The fat man was sweating, I’ll give him that. He’s the only one was.

Meanwhile, his son had started stroking my thumb and had worked his way up to my wrist. I stole a glance at him and he was watching me. Not flirting, but just looking. I looked over to Sister Elizabeth who was gripping her daughter’s wrist tightly, while her child winced in pain. Yolanda was shaking all that extra weight and really hoping God would send her a man with a cock to just rip her in half. A junkie girl and her brother were looking down.

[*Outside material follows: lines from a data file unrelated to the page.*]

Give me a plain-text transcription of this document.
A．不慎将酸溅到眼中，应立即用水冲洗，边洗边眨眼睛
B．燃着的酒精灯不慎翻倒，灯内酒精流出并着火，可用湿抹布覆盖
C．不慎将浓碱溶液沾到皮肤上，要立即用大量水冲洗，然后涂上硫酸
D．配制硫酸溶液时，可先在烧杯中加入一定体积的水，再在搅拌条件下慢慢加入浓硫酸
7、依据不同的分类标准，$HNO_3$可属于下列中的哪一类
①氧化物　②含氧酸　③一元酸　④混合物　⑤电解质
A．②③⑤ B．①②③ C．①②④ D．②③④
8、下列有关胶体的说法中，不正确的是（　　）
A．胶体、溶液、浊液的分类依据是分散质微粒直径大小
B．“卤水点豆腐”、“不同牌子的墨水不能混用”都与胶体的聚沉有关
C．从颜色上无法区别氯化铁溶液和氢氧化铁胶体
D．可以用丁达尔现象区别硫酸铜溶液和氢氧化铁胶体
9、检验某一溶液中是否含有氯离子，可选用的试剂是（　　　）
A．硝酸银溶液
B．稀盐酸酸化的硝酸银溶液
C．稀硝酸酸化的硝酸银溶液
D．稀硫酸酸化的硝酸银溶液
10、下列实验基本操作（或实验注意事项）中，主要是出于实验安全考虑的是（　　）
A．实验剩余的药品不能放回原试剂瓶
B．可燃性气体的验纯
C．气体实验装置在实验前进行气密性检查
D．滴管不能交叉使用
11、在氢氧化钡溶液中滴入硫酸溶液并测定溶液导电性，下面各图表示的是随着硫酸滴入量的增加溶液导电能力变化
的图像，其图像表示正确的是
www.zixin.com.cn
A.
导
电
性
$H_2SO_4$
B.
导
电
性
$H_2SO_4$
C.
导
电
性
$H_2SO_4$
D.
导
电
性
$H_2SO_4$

Her brother caught me looking and gave me a look. Not that way a protective brother would, but the way a man protects the girl he molested when he was a teenager and had found God to be forgiven. Guess the Devil made him think his sister was fuckable. Lord knows I did.

All of them were wretched. Destroying the illusion of devotion I had seen before. Where were the devout humble people? What happened to the shaws and tears? What happened to my orchestra of sorrow?

There was a break in the circle. Junior had to go check his phone. I let go of fat man’s hand and walked away. Stopping at the door to see the leader looking at me. Still preaching. Mr. Cleft Palette doing everything he could to show him up.

I thought of the beating Sister Elizabeth would give her daughter when they got home. I thought of the unwanted affections the junkie’s brother would give her. I thought of Junior clearing his history after rubbing one off to gay porn and Yolanda Getting herself off to help sleep again. Mr. Cleft Pallet must have used the absence of Jesus as an excuse for treating his kids like shit. Old age must have made him lonely. He is here because he can be somebody here. He is nothing out there. None of them are.

Euripides says, “Those whom God wishes to destroy he first makes mad.” These people were done. All of them. Decaying and rotting and clinging to faith to help make sense of it all. Their ugliness was on display for everyone to see. Vanity or denial made them think that this was beautiful. Their destruction via their idol was easy to see as long as you weren’t one of them.

I stayed looking for a few more moments. The leader locked eyes with me. He knew where I was headed.